No one told us about the pelicans in Prespes National Park.
I mean, if my Greek village was full of tame pelicans I might keep it to myself, too. But we had to find out about the pelicans the hard way.
As we took a morning walk from our country cottage in Prespes National Park to the shore of the lake, we wandered through a small village. In the center of the village square, we saw a pelican statue. Drew noted that a breed of large pelican is native to the area, thank you very much internet research. We thought it was nice for the village to commemorate its most famous bird with a statue.
And then the statue started to walk.
We gasped. Stared incredulously at the huge, waddling bird. Tiptoed nearer in the hopes of getting a good photo before the bird took off in fear of two tiptoeing humans. We inched closer. And closer.
And the bird just stared at us.
Nearby, the village dog lazed in the sun of the only restaurant on the square. Several cats waited eagerly for scraps from incoming fisherman. The pelican was completely unfazed by the gathering of animals and humans, and periodically passing cars. We quickly realized that just like the cats, the bird was waiting for a handout from a fisherman. The pelican was particularly impatient, as it tried to snag a treat from the bag of groceries in the opened trunk of a nearby car, parked alongside the docks.
I mean, fishing is hard work, even for a giant pelican. Might as well get the handout if you can.
One pelican became two, and the crowd of cats grew, as tiny fishing boats drew in to the village dock. This must be a daily ritual, we reasoned. Every person and animal seemed to know their roles. The cats jumped directly into the boats from the dock as they arrived. The pelicans belly flopped into the water, their lack of grace highlighting their strangely proportioned bodies.
We sat, dumbfounded, watching the entire scene unfold, symbiosis on display.
Other than the drama of the pelicans, our time in Prespes National Park (sometimes spelled Prespa in the Latin alphabet) was uneventful. We knew we wanted to spend our time in Greece in the northwest of the country, easy access from Macedonia and to the ferry that would eventually take us back to Italy. A long drive to Athens or even a flight to the Greek Islands was not on the books for this visit, and believe us, we looked into it.
It was just as well. A serendipitous search on AirBnB led us to a lovely isolated cottage in a tiny hamlet of 5 houses within the national park. While it was technically above our daily accommodation budget, we reasoned that our other expenses would be low, with nothing much to do other than walk, cook, read and sleep.
We took full advantage of the downtime. Our tiny portable speaker was on all day, as we cycled through various Spotify playlists, background noise to our stunning view. We drank coffee on the patio. We watched the various animals mosey around the fields, several horses, wild pigs, goats, sheep and cows. I got caught up on my Netflix documentary queue (I really enjoyed The Barkley Marathons for anyone needing a recommendation. Here’s the trailer.). I read at least one book.

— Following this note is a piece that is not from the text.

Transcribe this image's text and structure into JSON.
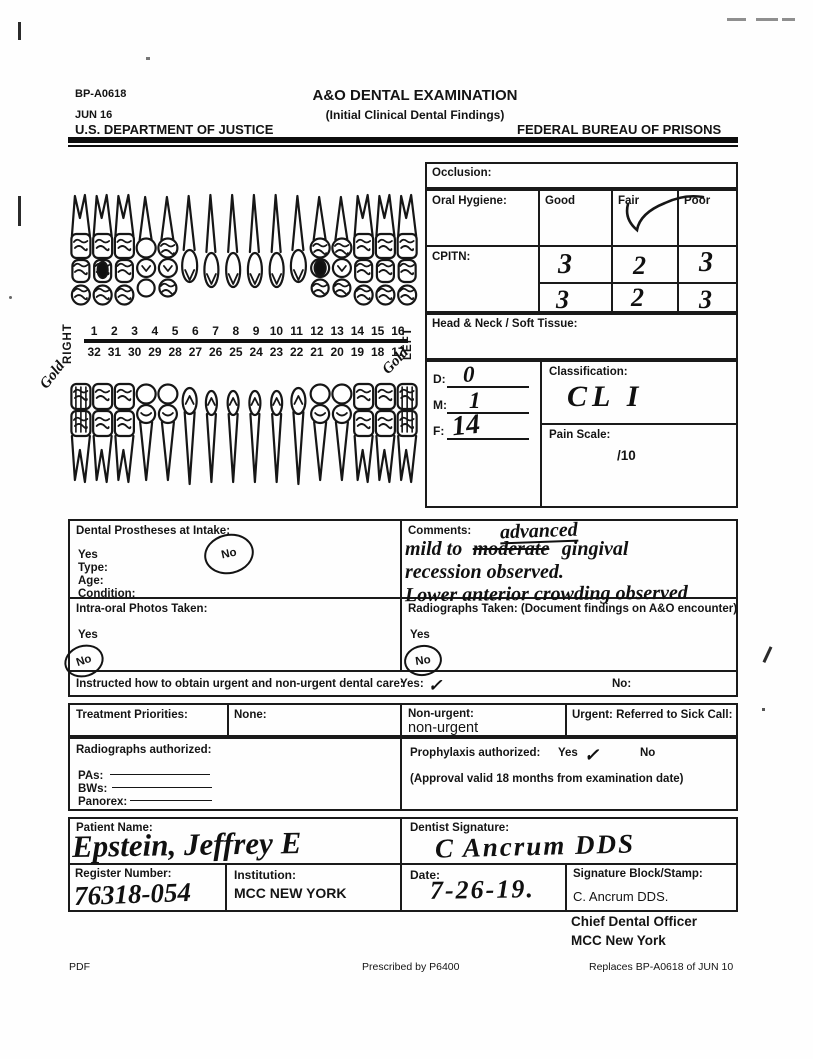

Each night we built a fire in our cottage’s fireplace. As two fire building novices, we had a surprisingly difficult time getting the hang of the fire structure. The first night was an epic fail, a smoky, non-burning mess. We cursed the wildfires that seem to start with a mere spark, while we went through an entire box of matches with nothing but, well, an empty box of matches to show for it. By the second night we got the hang of it, and found the stash of dry wood.
A few days in, we were fire-building machines.
One afternoon, after spending more than half the day zoned out on our various electronic devices, we went for a hike up the path that began in front of our house. The trees were starting to turn red and yellow, and while warm, there was a slight crispness to the air.
The highlight of the hike was when a herd of goats passed us on the path.
We could hear these goats all week, their neck bells ringing and echoing around the valley. But we could never see them, as they prefer to graze under the cover of the trees, not out in the open fields. And just like that, they were in front of us. A few lazy herding dogs led the pack and the herder, a young guy chatting away on his cell phone, brought up the rear.
Prespes National Park is stunning and was an unexpected treat for two people just looking for a location to crash on the way to somewhere else. Maybe we loved it so much because we had no ingoing expectations, so our propensity for being delighted was high. Maybe we just got lucky and stumbled into one of Greece’s most gorgeous corners without trying too hard.
Or maybe, just maybe, it was the pelicans.
Travel Tip: Prespes National Park is in northwest Greece, near the borders of Macedonia and Albania. The closest major city with an airport is Thessaloniki, about a 3 hour drive to the east. We came from Ohrid, Macedonia, which is also about 3 hours drive, thanks in part to the twisting, mountain back roads that connect the two areas. If you want some beautiful vistas and a little rest and relaxation, with no crowds and very few tourists, then this destination is perfect.